Book Club
The Outward Mindset Ch. 6, 7, and 8
"I stopped giving myself a pass."
That single line from Chris Wallace's story hits like a gut punch. When we justify our poor treatment of others by pointing to their behavior, we're not holding them accountable—we're giving ourselves permission to be the worst version of ourselves. Chris spent years blaming his father for ruining his life until a seventeen-year-old helped him see the truth: "I see people the way I see them because of me."

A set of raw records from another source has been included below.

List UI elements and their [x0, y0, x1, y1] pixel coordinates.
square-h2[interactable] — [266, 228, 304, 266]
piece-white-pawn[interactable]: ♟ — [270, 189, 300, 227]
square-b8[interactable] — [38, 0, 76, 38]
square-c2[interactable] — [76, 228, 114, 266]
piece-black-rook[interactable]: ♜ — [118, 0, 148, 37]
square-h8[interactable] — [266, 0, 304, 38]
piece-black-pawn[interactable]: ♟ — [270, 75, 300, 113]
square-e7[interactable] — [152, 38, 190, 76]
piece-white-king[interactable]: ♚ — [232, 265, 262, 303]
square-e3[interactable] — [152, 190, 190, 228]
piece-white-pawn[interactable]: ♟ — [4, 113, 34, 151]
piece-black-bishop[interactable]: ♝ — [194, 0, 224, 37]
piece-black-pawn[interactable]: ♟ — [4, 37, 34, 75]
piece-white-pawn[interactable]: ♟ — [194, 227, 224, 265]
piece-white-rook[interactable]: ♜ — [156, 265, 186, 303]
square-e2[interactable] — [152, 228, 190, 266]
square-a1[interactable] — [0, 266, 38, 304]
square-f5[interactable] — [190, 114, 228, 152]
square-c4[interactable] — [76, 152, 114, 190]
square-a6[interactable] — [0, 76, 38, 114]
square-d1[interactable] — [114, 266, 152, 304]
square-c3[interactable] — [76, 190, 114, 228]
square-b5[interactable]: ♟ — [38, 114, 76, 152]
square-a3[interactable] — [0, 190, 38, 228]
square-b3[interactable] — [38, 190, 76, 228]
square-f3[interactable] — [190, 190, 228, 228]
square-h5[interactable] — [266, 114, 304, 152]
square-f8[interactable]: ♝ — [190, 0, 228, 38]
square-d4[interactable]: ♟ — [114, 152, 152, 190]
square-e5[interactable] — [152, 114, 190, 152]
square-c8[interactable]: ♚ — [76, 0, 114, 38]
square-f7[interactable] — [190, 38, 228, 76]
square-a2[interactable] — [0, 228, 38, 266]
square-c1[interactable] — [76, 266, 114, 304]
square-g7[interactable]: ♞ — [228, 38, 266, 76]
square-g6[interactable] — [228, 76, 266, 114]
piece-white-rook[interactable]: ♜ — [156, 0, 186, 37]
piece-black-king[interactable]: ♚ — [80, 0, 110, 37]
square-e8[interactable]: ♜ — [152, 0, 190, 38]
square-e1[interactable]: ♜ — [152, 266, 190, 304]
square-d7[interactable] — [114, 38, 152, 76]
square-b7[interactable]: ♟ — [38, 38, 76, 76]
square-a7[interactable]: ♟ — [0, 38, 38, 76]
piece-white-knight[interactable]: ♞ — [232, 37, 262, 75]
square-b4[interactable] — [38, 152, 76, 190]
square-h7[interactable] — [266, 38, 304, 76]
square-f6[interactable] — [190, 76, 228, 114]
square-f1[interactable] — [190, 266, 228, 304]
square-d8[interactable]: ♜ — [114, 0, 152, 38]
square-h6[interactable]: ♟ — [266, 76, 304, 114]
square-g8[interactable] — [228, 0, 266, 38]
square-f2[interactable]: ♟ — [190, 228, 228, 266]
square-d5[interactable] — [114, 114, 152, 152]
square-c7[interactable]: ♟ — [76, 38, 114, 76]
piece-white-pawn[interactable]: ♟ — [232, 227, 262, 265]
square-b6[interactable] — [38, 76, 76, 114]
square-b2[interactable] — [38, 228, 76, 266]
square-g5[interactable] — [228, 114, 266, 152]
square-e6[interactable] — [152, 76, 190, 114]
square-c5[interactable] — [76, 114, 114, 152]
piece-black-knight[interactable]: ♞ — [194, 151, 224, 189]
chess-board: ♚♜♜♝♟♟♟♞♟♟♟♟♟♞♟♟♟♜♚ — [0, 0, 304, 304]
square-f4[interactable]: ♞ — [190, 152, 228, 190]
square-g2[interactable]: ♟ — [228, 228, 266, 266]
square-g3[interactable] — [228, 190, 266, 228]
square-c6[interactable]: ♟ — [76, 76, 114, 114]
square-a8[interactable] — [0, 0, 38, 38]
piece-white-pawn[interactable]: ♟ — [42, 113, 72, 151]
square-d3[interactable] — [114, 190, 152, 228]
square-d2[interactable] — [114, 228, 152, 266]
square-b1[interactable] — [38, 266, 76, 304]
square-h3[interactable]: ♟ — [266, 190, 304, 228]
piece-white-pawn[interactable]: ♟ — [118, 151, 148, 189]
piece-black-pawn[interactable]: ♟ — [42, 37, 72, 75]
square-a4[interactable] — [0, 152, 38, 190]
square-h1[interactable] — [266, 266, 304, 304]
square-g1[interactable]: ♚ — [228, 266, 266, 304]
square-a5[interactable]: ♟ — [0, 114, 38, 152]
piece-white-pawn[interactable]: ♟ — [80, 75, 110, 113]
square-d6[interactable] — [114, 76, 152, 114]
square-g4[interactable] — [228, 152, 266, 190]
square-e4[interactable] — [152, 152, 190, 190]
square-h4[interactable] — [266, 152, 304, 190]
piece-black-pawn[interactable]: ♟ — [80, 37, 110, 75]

This session dives into some of the most personally challenging material in The Outward Mindset. Participants share vulnerable stories about fractured family relationships—interracial marriage tensions, estranged parents, colleagues they've written off—and confront an uncomfortable pattern: we claim the moral high ground while ignoring our own contribution to the problem. We become "judge, jury, and executioner" deciding who deserves good treatment.
The conversation shifts to organizational cost. Every person burning energy seeking justification does so at the expense of their contribution. It's time-wasting, silo-creating, and monetarily staggering. But what would "crazy outward" look like? A debt collection company that rewards employees for free services provided rather than debt collected. A corrections system modeled on Norway's "principles of normality" where officers and residents cook and eat together. A technology director rebuilding trust one spoonful at a time after leadership turnover decimated team morale.
The throughline: sustainable success requires relationship excellence as the foundation. Without it, even task excellence stands on feet of clay.